Sans doute, il entrera de l'insincérité et de l'artifice, de la « littérature » enfin, dans ces façons de dire ou de penser, que leur valeur spontanée ne suffit point à animer et à mettre en forme. Cathos et Madelon sont ridicules de donner dans le jargon du haut style et toutes les sottes billevesées de la fausse préciosité. M. Perrichon ferait aussi bien de rester sans voix devant la mer de Glace, plutôt que d'orner d'une « pensée », au salon de l'hôtel, le livre des étrangers. Cependant, si l'homme en était réduit vraiment aux simples suggestions de son moi authentique, la vie sociale manquerait un peu de variété et d'agrément. Quelques proverbes, quelques sentences religieuses, une monnaie inusable de dictons et de maximes viendraient tout juste agrémenter, j'imagine, la stricte manifestation des instincts, des besoins et des volontés: cela ne paraît pas sans charme, aperçu de loin, dans les sociétés peu évo

luées; mais cette simplicité naturiste est surtout appréciée, le contraste aidant, par les raffinés, les curieux, les esprits qu'une pratique littéraire intense a trop rompus aux subtilités expressives. La vie ne va pas dans ce sens : elle tend incontestablement à l'individuation, à l'hétérogénéité sociale. Même indépendamment de leur contenu, les formes littéraires. jouent à cet égard un rôle qu'il est plus aisé de condamner que de contester.
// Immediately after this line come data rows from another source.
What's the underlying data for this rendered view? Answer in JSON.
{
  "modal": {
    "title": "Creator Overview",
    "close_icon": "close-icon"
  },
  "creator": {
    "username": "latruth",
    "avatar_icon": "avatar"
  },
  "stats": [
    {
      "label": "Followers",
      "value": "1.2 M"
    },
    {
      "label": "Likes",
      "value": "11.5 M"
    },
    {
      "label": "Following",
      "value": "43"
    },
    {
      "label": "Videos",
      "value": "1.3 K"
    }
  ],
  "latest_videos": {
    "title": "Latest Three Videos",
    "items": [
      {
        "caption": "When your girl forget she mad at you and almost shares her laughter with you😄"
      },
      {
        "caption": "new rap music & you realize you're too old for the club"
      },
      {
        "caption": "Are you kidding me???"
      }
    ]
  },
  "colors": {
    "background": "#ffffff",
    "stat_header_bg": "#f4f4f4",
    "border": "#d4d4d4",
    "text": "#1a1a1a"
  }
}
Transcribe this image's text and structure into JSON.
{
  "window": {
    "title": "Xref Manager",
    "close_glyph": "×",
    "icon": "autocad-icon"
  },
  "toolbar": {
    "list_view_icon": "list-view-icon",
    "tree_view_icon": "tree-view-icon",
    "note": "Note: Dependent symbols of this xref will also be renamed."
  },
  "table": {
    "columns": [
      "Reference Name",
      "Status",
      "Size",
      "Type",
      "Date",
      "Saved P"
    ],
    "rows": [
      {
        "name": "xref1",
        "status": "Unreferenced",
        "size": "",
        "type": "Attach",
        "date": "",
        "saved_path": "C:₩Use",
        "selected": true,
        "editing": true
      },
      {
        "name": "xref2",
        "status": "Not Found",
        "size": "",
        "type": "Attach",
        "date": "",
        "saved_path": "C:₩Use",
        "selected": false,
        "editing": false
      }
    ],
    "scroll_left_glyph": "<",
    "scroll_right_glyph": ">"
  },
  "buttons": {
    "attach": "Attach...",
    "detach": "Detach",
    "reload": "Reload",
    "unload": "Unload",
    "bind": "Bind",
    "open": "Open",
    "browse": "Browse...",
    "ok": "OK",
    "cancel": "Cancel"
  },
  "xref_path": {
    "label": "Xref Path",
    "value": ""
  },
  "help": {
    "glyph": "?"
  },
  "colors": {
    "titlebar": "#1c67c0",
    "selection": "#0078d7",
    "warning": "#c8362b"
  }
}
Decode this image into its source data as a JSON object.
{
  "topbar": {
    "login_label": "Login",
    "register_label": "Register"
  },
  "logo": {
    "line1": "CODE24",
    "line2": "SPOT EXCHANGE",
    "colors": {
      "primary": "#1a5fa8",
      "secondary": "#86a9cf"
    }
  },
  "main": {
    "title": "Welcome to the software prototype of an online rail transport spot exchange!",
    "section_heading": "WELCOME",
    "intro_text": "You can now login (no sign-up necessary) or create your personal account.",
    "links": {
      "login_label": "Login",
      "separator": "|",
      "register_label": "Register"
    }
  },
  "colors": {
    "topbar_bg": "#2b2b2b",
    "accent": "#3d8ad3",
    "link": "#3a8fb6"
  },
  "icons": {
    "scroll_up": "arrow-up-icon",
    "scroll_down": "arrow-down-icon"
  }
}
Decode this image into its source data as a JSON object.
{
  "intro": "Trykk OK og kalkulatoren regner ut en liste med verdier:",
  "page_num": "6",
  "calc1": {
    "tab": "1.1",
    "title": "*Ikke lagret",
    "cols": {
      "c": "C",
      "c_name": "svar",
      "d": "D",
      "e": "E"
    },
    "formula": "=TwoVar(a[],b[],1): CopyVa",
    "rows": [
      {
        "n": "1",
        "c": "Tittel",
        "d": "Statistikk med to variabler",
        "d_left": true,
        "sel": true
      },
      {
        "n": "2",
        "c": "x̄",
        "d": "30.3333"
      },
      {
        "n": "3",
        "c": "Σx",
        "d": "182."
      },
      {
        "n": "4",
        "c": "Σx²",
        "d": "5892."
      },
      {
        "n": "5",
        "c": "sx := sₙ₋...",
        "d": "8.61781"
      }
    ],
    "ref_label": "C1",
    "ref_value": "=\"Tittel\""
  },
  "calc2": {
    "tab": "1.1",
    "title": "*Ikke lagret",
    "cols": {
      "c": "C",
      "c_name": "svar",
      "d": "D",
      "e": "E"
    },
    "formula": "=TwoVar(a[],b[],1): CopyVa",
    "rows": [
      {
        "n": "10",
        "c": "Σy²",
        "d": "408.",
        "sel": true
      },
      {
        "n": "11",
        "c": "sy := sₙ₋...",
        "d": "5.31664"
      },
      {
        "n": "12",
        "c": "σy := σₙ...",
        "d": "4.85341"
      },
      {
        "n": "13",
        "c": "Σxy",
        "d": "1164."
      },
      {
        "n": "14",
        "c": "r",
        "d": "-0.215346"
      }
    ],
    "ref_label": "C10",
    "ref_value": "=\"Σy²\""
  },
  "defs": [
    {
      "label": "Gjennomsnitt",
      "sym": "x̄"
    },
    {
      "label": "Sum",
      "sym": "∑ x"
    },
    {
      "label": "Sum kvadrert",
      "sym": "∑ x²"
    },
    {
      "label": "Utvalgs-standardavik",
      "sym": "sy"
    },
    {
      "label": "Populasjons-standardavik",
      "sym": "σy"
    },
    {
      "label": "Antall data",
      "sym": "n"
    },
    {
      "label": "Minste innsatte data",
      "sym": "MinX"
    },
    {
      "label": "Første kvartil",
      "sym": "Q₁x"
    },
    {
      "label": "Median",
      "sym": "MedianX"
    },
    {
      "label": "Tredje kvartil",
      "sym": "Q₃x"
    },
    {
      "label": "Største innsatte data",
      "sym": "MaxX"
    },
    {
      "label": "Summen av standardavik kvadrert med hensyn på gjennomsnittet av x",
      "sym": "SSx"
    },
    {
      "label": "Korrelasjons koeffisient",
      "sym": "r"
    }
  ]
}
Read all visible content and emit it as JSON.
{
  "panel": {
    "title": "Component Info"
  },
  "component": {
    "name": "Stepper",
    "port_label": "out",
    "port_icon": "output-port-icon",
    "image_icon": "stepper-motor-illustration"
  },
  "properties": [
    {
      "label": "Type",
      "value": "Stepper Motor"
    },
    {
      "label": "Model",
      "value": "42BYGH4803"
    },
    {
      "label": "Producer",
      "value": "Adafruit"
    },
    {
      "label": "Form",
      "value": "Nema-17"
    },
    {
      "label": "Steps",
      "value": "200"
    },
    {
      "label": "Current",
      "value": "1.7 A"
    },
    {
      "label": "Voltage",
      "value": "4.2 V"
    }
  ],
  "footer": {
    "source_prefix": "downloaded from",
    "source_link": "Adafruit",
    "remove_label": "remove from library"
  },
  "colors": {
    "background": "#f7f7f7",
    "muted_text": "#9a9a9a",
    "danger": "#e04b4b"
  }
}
C'est à ce titre qu'un romancier, Stevenson, a pu dire que « les livres les plus influents, les plus vrais dans leur influence, sont des œuvres de fiction. Elles ne clouent pas le lecteur à un dogme qu'il devra ensuite reconnaître inexact; elles ne lui enseignent pas une leçon qu'il lui faudra plus tard désapprendre. Elles répètent, elles réordonnent, elles clarifient les leçons de la vie ». Et le grave Emerson, aimablement, déclarait que « souvent il trouvait des traces du roman écossais ou français dans la politesse et le brillant de jeunes enseignes, étudiants et employés », c'est-à-dire que, pour un Américain de 1840, la courtoisie d'un héros de W. Scott, la fringance d'un Rubempré ou d'un Rastignac étaient une implicite leçon, une tacite exhortation à plus de brio ou plus de souplesse d'esprit et de propos - un ferment de civilisation, quoi qu'en puissent penser des esprits chagrins. Le bon Huet, évêque d'Avranches, attendait de même, au XVIIe siècle, une leçon de savoir-vivre de toute fiction romanesque et faisait indulgence, à ce titre, au plus décrié de tous les genres.